确实他很好奇,愿以为这场官司会输,没想到最后唐梓恒的选择出人意料。
“你忘记啦?”唐梓恒皱起眉头,嘟翘着小嘴道。
“呃。”闫韶锋一愣。
看着闫韶锋的反应,唐梓恒知道他估计已经忘记了,他小脑袋一垂,缓缓说道:“上次你去我们学校接我,我们一起去了海洋公园,是你自己对我说,只要法官把我判给你,那妈咪就会回到你身边啊,那我们就可以生活在一起嘛。”
经恒恒这么一说,闫韶锋突然反应过来,自己当初好像是这么说过,可是如今他却心里没底,看着这些天,温子煜时时刻刻陪在唐璟飒身边,他总觉得自己和唐璟飒的距离,越来越远。
“而且我不喜欢和温子煜在一起,我讨厌看见他。所以我想去你哪里避几天,等妈咪知道我比温子煜重要以后就会来找我了。”唐梓恒像是奸计得逞般笑的咯咯响。
可是他不知道,一旦法院把恒恒判给了唐璟飒,要是唐璟飒没有和闫韶锋复合,那他几乎是没什么机会和唐璟飒住一起了,而唐璟飒真要嫁给温子煜的话,他也阻止不了,只能说他想的太简单。
“爹地。。。。”
突然恒恒很认真的望着闫韶锋喊道。
“嗯。”闫韶锋转过头,点了点头,应的大声。
“嘻嘻,有爹地的感觉真好,当初我真的以为我爹地已经死了。”
“傻孩子。”闫韶锋伸出右手去摸恒恒的头,另一只手继续掌着方向盘。
他何尝不觉得有儿子的感觉真好呢。
以前恒恒喊他爹地,不是为了想要求他买东西,就是为了可以在同学面前争回脸,所以就算喊他爹地,他也不会有太多的感觉,可如今不同,他们是真实的父子,身上流着一样的血。
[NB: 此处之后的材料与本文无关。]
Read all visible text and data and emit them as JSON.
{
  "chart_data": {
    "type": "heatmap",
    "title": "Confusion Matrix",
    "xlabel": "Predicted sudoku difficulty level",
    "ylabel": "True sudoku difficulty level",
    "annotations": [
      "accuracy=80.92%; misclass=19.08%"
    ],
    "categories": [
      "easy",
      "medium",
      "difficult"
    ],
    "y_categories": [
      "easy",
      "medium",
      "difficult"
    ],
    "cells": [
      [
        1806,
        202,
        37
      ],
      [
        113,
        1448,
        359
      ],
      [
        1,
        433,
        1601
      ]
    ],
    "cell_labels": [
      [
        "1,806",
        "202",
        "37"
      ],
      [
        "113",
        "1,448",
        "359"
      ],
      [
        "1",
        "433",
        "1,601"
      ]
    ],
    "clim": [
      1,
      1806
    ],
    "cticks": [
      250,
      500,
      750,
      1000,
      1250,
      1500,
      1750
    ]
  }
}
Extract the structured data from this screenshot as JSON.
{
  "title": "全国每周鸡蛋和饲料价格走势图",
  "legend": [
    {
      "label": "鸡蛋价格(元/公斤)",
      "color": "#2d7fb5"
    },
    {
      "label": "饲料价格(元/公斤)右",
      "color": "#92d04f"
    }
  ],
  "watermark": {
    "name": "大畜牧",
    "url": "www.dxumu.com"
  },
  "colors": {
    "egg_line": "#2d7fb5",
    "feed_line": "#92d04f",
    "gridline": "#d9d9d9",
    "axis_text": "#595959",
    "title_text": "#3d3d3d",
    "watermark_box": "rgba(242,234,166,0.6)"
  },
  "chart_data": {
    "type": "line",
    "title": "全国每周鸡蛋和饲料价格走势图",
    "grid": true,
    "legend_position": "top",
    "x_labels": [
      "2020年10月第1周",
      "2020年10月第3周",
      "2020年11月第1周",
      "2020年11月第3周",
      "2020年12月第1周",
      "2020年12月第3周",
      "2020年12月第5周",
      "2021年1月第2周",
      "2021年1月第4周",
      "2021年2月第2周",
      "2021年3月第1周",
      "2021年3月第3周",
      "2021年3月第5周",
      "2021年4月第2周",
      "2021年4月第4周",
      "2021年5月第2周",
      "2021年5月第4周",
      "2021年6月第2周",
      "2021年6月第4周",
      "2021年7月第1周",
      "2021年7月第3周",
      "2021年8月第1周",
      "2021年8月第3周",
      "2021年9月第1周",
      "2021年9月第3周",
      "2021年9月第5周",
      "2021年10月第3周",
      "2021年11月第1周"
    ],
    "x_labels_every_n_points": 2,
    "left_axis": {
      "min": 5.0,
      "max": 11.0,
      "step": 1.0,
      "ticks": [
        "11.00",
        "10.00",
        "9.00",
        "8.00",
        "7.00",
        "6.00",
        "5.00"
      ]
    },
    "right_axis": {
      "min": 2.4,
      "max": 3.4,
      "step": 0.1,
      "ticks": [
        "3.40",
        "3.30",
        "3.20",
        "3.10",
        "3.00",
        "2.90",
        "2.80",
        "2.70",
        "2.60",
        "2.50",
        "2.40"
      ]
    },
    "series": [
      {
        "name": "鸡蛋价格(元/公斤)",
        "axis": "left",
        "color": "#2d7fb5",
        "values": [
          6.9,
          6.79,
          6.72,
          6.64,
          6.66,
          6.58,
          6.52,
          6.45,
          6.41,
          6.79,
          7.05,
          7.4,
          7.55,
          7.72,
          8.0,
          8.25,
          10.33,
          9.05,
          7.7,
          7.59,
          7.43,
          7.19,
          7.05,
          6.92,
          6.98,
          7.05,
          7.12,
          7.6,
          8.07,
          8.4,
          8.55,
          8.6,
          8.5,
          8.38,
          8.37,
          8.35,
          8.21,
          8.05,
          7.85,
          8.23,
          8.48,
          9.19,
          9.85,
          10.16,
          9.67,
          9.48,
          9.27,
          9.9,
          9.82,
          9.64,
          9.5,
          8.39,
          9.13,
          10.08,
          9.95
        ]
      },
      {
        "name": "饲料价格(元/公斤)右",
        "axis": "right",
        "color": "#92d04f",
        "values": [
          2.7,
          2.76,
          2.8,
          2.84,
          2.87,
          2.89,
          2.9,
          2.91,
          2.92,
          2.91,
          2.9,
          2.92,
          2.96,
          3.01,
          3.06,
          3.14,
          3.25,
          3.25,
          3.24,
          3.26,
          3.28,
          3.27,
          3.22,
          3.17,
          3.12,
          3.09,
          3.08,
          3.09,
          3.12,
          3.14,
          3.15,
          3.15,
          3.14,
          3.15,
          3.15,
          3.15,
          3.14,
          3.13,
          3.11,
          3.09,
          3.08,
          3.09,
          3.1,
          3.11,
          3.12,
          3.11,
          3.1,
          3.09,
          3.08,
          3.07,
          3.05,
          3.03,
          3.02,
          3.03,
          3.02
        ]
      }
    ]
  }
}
“我们现在去哪里啊?”坐在车里已经半个小时了,恒恒有些坐不住的问。
“回家,带你去见爷爷奶奶。”他转过头,冲唐梓恒笑笑。
唐梓恒偏着脑袋,重复的喊道:“爷爷奶奶?”
“嗯,你还没有见过吧,上次你去我家,他们刚好不在。”
“哦。”
唐梓恒没有太大的反应,因为在他的概念里,没有爷爷奶奶,他只记得妈咪第一次带他上外公外婆家的时候,他们好像很不开心有他。
祸不单行(一)
自从唐梓恒去闫家后,闫家显然比以前热闹了很多。
这些年闫徳庭和苏雪珍一直盼望着自己能有个孙子,可是闫韶锋就是迟迟不结婚,可是居然没想到,他下手这么快,要么没有,要么就蹦出一个五岁大的儿子。
又是一个晴朗的周末,闫韶杰吵嚷着还要去山顶,上次和温静娴一起去爬山野餐,看到山顶的美景后,忍不住的画起画来,可是还有一部分画作没有完成,所以他这次要继续去把他完成。